The Art of Drawing

art-of-drawing

Drawing is an extreme art that can convey to the viewer a clear idea about the scene and subject (scene is the situation in the drawing and subject is the main part or action of drawing). Drawing requires more flexibility of finger joints and also the palm. An artist with tremendous ideas can have a good creative drawings in his account.

In the simplest form, drawing is seeing and replicating this as accurately as possible on some medium. This works because the eye works as a pin-hole camera, capturing the view in the retina plane at the back of the eye. The task of the brain is to find out the world and objects in the three-dimensional world from the two-dimensional retinal image. If you want to draw the view, you just have to draw what you see, while ignoring what the brain tells and knows about the three-dimensional world, because that knowledge will not work in the two-dimensional drawing.

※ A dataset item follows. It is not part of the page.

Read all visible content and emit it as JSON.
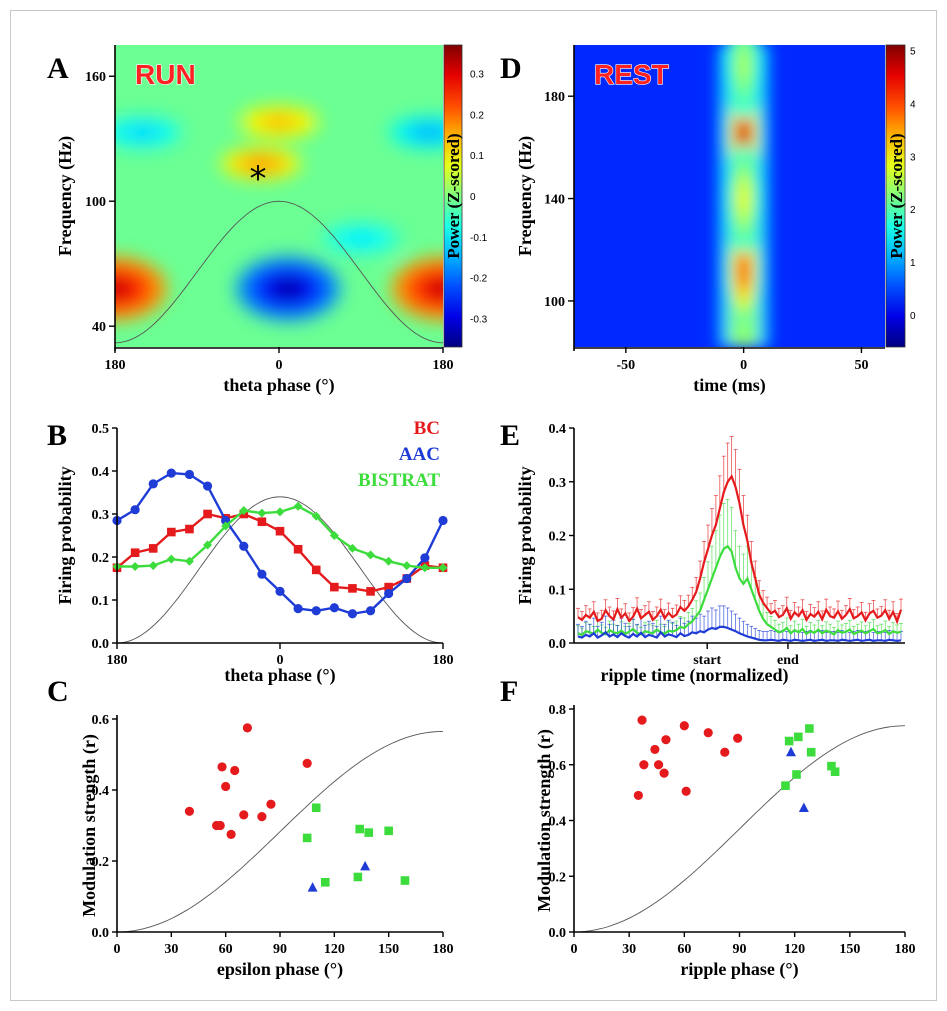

First one has to learn to see. This requires some practice, because the brain interprets a lot of things and this makes it harder to see what there actually is. For instance, when you see a face, you categorize it and parts of it a face with eyes, a nose and a mouth. In your mind, you have some simple idea of the basic, symbolic shape of the eye. You can try this by drawing an eye. You probably draw it as a line drawing, with a circle inside an oval, not as a photo-realistic drawing. You possibly draw it like it would be in a face directly looking at you. You might also know how to draw a symbolic eye directly from the side. The problem is that every eye is different and you should be able to draw what you see without your brain telling you what things should look like. You should see and draw what things, look like.

There are some exercises that you can try to make your brain ignore what things should look like. It is possible if you draw something that your brain does not know how to categorize, name or symbolize.

  • Draw the wrinkles on some part of your your hand. Do not look at your drawing. Just very slowly follow the lines in your hand and draw the same lines. This is an exercise to make you see the little details, the drawing itself probably is just a bunch of lines and does not need to be accurate.
  • Find a line drawing of some subject that does not have too much detail. Turn it upside down and draw it. Occlude parts of the original drawing so that you do not see the whole picture at any time. While you draw, compare the angles of the lines and the different shapes the lines make. When you are finished, turn both drawing upside down and see what you draw. You might be surprised about how well you draw.